CRITIQUE / AVIS FILM – Dans son premier long-métrage "Le Royaume", le réalisateur Julien Colonna réussit brillamment à extirper d’un contexte violent la beauté d’une relation entre un chef de clan et sa fille.
Le Royaume : l’envers du décor Corse
Ce qui marque d’emblée dans Le Royaume, c’est la présence du personnage attachant de Leisa (Ghjuvanna Benedetti), qu’on ne lâchera pas de tout le film. Le spectateur est bouleversé par l’intensité de la jeune femme, son regard acéré et sa capacité à comprendre ce qui se joue dans son entourage. En Corse, sous la canicule de l’été 1995, Leisa connaît ses premiers émois amoureux. Elle vit chez sa tante, s’amuse avec ses cousins, va à la plage. Mais tout bascule lorsque son père Pierre-Paul (Saveriu Santucci), chef de clan en fuite, décide de la faire venir à lui.
Par les yeux de Leisa, le réalisateur Julien Colonna fait découvrir, sans jugement ni concession, cette vie dans la clandestinité, alors qu’éclate une nouvelle guerre des clans et des territoires dans le milieu corse. Obligée de mettre sa vie d’adolescente insouciante entre parenthèses, Leisa observe et écoute. Murée dans le silence, n’obtenant pas de réponses à ses questions, elle expérimente l’inconnu, le risque, la peur et le pire, autant que la confiance. Seule femme à évoluer au sein des hommes du clan, qui l’ont vue grandir, elle se fait une raison et prend peu à peu sa place.
Surtout, Leisa apprend à connaître et à aimer son père, qui essaie de tenir sa fille à distance de ses affaires. La complicité de plus en plus forte entre les deux est très belle à l’écran, à l’image de la « terre de contraste, paradisiaque, de drame » qu’est l’Île de Beauté. Le réalisateur module habilement son drame entre la lumière de la Corse et celle de Leisa, et les ténèbres des actes des voyous.
Le père au-delà du voyou
Rencontré à Bordeaux lors de l’avant-première, Julien Colonna, fils du parrain corse "Jean-Jé" Colonna, assure avoir créé« une pure fiction de cinéma ». Certes, il s’est inspiré de la véracité d’un contexte qu’il connaissait, et a puisé dans sa propre relation filiale avec son père. Et en effet, ce sont bien les dommages collatéraux sur les relations d’une fille avec son père, qui sont au cœur de ce drame puissant qu'est Le Royaume.

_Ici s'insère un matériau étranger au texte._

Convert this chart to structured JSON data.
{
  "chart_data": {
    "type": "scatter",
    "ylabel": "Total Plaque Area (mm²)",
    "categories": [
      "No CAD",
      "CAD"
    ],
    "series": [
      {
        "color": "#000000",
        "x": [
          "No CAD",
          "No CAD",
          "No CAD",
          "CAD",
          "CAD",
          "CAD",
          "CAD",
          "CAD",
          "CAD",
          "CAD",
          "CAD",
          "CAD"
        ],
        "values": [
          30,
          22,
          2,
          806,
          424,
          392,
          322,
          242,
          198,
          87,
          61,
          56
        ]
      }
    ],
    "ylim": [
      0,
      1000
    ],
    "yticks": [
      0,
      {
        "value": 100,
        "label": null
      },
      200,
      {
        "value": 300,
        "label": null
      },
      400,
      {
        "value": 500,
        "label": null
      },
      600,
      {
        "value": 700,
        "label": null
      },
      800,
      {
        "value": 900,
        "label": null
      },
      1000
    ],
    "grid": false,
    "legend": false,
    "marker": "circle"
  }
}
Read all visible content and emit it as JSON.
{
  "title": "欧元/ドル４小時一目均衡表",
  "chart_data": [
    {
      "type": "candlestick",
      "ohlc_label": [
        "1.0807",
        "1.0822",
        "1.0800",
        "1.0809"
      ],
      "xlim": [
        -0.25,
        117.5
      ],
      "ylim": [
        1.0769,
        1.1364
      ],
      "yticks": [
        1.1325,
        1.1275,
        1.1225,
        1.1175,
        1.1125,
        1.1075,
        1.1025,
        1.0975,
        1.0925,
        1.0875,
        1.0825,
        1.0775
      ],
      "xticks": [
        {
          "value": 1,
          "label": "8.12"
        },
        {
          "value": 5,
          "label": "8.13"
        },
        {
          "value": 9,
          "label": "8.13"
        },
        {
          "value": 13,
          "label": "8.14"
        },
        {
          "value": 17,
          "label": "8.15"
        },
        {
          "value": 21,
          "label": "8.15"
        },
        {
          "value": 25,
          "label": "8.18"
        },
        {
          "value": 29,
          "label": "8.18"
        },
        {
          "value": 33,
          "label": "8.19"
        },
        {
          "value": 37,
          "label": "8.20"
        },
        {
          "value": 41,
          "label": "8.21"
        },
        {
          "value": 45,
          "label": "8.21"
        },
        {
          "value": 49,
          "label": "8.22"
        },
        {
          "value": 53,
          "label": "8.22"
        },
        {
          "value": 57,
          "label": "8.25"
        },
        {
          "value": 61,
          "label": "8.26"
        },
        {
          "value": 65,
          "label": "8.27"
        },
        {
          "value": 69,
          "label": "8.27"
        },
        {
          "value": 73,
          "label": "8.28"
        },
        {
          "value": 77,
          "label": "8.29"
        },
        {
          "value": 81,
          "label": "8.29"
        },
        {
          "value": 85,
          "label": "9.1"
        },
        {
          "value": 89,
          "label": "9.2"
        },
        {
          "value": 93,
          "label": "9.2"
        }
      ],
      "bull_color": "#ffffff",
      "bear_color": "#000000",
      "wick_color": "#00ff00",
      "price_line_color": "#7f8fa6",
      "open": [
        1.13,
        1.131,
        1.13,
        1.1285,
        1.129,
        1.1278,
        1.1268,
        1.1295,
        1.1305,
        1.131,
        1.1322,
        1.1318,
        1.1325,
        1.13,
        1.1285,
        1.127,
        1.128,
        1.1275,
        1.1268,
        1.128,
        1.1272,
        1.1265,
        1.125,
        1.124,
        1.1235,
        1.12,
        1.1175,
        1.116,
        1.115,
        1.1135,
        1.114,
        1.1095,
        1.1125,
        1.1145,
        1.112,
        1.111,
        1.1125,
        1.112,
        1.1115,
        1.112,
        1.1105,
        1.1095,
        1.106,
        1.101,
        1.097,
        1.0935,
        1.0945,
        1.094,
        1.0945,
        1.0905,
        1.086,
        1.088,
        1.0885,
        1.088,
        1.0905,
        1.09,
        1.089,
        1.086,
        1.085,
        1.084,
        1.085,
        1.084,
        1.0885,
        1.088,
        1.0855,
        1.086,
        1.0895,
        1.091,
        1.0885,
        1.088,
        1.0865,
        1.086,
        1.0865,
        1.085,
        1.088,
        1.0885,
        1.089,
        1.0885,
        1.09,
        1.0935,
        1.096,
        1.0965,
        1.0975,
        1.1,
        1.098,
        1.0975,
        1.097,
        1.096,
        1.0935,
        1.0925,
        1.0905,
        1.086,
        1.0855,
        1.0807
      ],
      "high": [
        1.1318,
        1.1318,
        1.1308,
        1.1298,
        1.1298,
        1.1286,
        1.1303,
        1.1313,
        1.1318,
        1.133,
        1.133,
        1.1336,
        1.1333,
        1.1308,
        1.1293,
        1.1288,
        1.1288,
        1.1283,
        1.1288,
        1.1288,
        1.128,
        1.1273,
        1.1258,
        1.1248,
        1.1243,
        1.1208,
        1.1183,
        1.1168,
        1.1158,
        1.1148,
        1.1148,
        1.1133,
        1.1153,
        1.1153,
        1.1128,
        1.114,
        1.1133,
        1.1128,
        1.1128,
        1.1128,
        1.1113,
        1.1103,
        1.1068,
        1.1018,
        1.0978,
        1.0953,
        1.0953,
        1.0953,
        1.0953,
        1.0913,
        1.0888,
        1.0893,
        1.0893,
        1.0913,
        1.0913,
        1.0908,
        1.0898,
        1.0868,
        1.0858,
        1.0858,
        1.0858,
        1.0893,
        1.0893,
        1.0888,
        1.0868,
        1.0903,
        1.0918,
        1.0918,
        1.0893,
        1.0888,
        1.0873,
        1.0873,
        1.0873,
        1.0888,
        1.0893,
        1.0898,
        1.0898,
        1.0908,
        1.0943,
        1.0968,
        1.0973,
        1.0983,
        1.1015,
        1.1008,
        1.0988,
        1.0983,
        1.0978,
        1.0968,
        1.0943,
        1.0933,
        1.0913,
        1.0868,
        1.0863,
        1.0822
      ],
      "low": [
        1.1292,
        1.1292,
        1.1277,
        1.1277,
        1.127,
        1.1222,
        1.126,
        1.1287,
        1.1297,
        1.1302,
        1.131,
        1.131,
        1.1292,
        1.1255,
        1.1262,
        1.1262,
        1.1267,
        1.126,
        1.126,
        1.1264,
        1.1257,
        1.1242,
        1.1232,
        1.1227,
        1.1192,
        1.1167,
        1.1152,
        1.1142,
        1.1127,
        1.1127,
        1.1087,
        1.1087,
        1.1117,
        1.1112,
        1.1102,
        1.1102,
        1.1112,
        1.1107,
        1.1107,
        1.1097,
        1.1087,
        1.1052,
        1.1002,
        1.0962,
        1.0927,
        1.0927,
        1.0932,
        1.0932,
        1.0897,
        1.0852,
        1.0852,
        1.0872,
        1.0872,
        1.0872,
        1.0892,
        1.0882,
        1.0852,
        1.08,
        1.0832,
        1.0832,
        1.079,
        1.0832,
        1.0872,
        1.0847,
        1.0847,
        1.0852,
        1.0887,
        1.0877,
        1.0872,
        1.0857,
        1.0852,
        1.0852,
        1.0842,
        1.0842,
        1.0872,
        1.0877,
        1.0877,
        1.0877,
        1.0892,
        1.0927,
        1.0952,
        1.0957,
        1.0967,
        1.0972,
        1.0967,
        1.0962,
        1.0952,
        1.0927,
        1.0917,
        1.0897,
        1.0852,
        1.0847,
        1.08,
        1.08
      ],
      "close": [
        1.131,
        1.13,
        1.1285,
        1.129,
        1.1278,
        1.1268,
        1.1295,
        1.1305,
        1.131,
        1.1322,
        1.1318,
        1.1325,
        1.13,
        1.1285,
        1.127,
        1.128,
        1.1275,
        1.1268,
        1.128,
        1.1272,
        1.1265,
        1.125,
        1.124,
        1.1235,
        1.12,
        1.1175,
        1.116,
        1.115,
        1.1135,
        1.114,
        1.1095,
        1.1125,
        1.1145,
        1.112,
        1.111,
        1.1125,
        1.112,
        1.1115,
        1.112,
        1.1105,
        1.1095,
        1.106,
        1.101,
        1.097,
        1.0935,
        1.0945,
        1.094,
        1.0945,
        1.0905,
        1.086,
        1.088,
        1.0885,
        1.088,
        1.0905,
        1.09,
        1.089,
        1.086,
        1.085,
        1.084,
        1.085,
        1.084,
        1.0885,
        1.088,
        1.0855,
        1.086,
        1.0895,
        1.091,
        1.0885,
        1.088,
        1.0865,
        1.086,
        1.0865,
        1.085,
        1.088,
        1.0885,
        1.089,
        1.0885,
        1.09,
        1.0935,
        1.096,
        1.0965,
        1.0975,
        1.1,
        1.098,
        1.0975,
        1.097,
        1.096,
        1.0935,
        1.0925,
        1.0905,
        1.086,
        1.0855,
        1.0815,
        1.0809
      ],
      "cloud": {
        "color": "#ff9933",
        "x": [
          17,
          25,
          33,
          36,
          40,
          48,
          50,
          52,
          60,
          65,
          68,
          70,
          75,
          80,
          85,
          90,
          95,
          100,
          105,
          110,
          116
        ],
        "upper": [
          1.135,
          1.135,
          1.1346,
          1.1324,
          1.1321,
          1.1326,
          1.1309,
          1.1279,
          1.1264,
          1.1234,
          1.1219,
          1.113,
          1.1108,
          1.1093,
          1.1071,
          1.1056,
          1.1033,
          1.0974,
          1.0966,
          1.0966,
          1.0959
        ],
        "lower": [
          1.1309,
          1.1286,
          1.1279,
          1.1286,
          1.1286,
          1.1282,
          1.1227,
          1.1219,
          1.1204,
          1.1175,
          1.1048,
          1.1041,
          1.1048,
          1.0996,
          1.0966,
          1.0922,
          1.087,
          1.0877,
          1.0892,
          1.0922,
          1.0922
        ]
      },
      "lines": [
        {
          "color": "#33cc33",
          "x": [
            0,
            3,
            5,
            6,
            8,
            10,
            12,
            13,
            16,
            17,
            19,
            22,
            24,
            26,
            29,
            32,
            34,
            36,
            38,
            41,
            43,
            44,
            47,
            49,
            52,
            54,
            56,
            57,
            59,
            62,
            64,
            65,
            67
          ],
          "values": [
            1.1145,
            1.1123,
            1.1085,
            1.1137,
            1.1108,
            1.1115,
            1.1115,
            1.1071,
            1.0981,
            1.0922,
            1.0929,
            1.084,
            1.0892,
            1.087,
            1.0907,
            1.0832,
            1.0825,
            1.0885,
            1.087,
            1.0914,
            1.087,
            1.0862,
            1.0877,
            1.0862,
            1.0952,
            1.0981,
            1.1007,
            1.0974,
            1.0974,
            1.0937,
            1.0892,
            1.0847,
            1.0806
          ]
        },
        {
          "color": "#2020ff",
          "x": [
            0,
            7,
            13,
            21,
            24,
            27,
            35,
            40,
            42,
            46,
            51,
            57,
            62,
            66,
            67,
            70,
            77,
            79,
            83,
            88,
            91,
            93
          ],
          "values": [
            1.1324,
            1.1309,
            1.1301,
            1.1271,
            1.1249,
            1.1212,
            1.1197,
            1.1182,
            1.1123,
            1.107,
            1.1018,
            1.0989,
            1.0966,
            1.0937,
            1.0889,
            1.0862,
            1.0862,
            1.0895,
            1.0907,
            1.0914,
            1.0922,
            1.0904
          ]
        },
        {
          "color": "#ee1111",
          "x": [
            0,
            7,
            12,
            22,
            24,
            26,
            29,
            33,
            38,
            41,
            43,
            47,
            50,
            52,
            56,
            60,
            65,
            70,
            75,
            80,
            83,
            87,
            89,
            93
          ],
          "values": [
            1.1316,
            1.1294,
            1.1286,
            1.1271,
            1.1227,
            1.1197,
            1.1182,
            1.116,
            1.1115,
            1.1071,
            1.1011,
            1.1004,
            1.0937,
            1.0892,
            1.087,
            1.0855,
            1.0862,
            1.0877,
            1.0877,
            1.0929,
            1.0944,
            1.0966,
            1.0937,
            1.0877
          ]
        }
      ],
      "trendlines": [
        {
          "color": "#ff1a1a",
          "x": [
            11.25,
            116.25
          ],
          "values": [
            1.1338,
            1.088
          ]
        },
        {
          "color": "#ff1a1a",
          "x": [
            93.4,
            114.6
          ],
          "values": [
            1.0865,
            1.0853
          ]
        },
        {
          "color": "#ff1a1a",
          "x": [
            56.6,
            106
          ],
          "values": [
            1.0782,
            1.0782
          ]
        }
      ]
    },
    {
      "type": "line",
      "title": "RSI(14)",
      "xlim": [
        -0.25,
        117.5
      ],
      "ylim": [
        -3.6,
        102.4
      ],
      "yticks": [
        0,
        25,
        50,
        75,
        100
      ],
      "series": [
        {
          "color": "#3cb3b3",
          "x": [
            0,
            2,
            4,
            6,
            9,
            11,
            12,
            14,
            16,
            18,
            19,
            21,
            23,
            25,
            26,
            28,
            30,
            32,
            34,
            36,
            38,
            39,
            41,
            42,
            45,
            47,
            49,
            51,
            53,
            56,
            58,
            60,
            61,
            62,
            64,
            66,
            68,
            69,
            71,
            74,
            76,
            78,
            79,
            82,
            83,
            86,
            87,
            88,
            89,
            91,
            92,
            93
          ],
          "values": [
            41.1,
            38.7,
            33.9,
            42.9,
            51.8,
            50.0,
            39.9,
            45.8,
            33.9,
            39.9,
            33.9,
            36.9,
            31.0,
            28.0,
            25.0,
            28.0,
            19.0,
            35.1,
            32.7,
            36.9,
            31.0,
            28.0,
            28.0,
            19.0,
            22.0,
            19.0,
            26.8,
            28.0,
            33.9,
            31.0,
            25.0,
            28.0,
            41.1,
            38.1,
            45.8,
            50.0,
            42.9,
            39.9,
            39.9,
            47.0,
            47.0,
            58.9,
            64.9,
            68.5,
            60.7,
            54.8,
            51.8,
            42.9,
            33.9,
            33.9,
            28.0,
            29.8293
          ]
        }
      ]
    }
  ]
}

Est aussi abordé l’impact de cette vie de cavale sur les relations des hommes du clan avec les femmes de leur vie, comme Fabien avec sa mère, ou Ste avec sa femme. Des hommes respectueux de la jeune femme, auxquels elle s’attache aussi, alors que l’étau de la mort se resserre. Le Royaume interroge subtilement sur le continuum de la violence, la reproduction du schéma familial de la vengeance, le poids de l’héritage et la maitrise de son propre destin.
Créant une grande empathie envers tous les personnages, le réalisateur donne brillamment à voir les conséquences des choix de pouvoir et de vengeance sur les vies des proches. Pour le réalisateur, qui a coécrit le film avec Jeanne Herry (Je verrais toujours vos visages), ces notions de choix ont été« un des terreaux les plus fertiles ». Elles ont fait l’objet de très longues discussions philosophiques et d’exploration de leurs sensibilités personnelles.
De leur côté, les deux acteurs, non professionnels, portent remarquablement le film. Le réalisateur a eu un coup de foudre artistique pour Ghjuvanna Benedetti, parmi un casting d’une centaine de jeunes filles. « Sa plus grande gageure était d’être suffisamment fascinante dans son regard et sa présence corporelle taiseuse. D'autant qu'elle n’agissait que par l’écoute, telle une enfant sentinelle avec sa douleur sourde ». Le Royaume, grâce à son histoire et ses acteurs, se révèle donc un premier long-métrage bouleversant, dont l’aspect thriller contrebalance judicieusement avec le ressort intime.
Le Royaume de Julien Colonna, en salles le 13 novembre 2024. Ci-dessus la bande-annonce.